A friend told me about this last week and now I find it in the paper
Luca Turin is a fragrange guru and revolutionary, I gather.
Both books look like interesting reads.
Quote:
In his book The Secret of Scent, biophysicist Luca Turin says smell is mysterious, not because we believe it to be unreliable, but because we don't understand how it works.
He explains that each scent is based on a molecule, and that each molecule smells different. The problem, he says, is that "we don't know how our nose reads them. Hundreds of times each week chemists somewhere on earth make a new molecule.
Every time it is an absolute mystery what each molecule is going to smell like. It is as if each new molecule were an inscribed clay tablet with a word written in an unknown script and a smell to go with it, like banana or rose or musk.
The pile of tablets is now enormous, so big in fact that no one can have smelled more than a fraction of the total, and we still don't understand how the things are written.

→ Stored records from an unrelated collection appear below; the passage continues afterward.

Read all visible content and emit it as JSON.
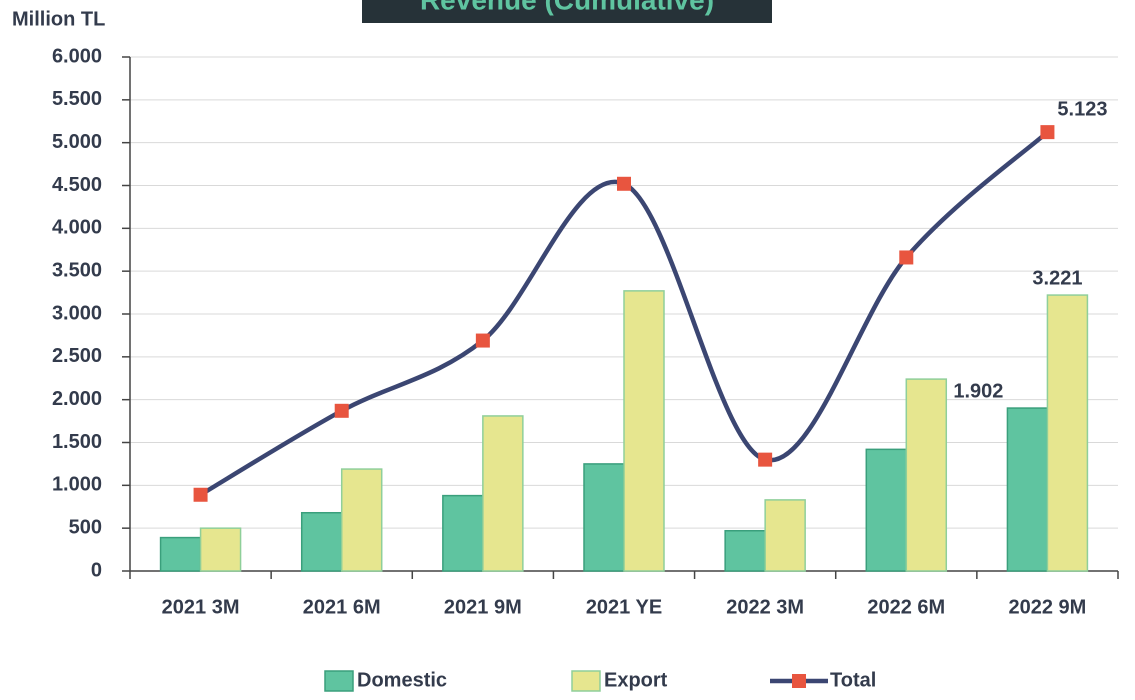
{
  "chart_data": {
    "type": "bar_line",
    "title": "Revenue (Cumulative)",
    "y_axis_label": "Million TL",
    "categories": [
      "2021 3M",
      "2021 6M",
      "2021 9M",
      "2021 YE",
      "2022 3M",
      "2022 6M",
      "2022 9M"
    ],
    "series": [
      {
        "name": "Domestic",
        "type": "bar",
        "color": "#5fc4a0",
        "values": [
          390,
          680,
          880,
          1250,
          470,
          1420,
          1902
        ],
        "value_labels": [
          null,
          null,
          null,
          null,
          null,
          null,
          "1.902"
        ]
      },
      {
        "name": "Export",
        "type": "bar",
        "color": "#e6e68f",
        "values": [
          500,
          1190,
          1810,
          3270,
          830,
          2240,
          3221
        ],
        "value_labels": [
          null,
          null,
          null,
          null,
          null,
          null,
          "3.221"
        ]
      },
      {
        "name": "Total",
        "type": "line",
        "color": "#3b4672",
        "marker_color": "#e8553f",
        "values": [
          890,
          1870,
          2690,
          4520,
          1300,
          3660,
          5123
        ],
        "value_labels": [
          null,
          null,
          null,
          null,
          null,
          null,
          "5.123"
        ]
      }
    ],
    "ylim": [
      0,
      6000
    ],
    "yticks": [
      0,
      500,
      {
        "value": 1000,
        "label": "1.000"
      },
      {
        "value": 1500,
        "label": "1.500"
      },
      {
        "value": 2000,
        "label": "2.000"
      },
      {
        "value": 2500,
        "label": "2.500"
      },
      {
        "value": 3000,
        "label": "3.000"
      },
      {
        "value": 3500,
        "label": "3.500"
      },
      {
        "value": 4000,
        "label": "4.000"
      },
      {
        "value": 4500,
        "label": "4.500"
      },
      {
        "value": 5000,
        "label": "5.000"
      },
      {
        "value": 5500,
        "label": "5.500"
      },
      {
        "value": 6000,
        "label": "6.000"
      }
    ],
    "grid": true,
    "legend": "bottom"
  }
}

The smell is encoded in the molecule using a cipher. Like all good mysteries, it is hidden in plain sight. It has, if anything, deepened as our knowledge of smell has increased.
Like most enticing enigmas it is simply stated: what is this chemical alphabet that our noses read so effortlessly from birth?"
Turin has proposed a controversial theory of smell, which he explains in his book. Turin's journey is also described by journalist Chandler Burr in his book, The Emperor of Scent.
Both books evoke, in their own way, the sensory world of smell, its paradoxes and mysteries.
And both are concerned with the practical difficulties experienced by fragrance designers - commercial artists - working in a world that has come to be dominated by a science that remains imprecise.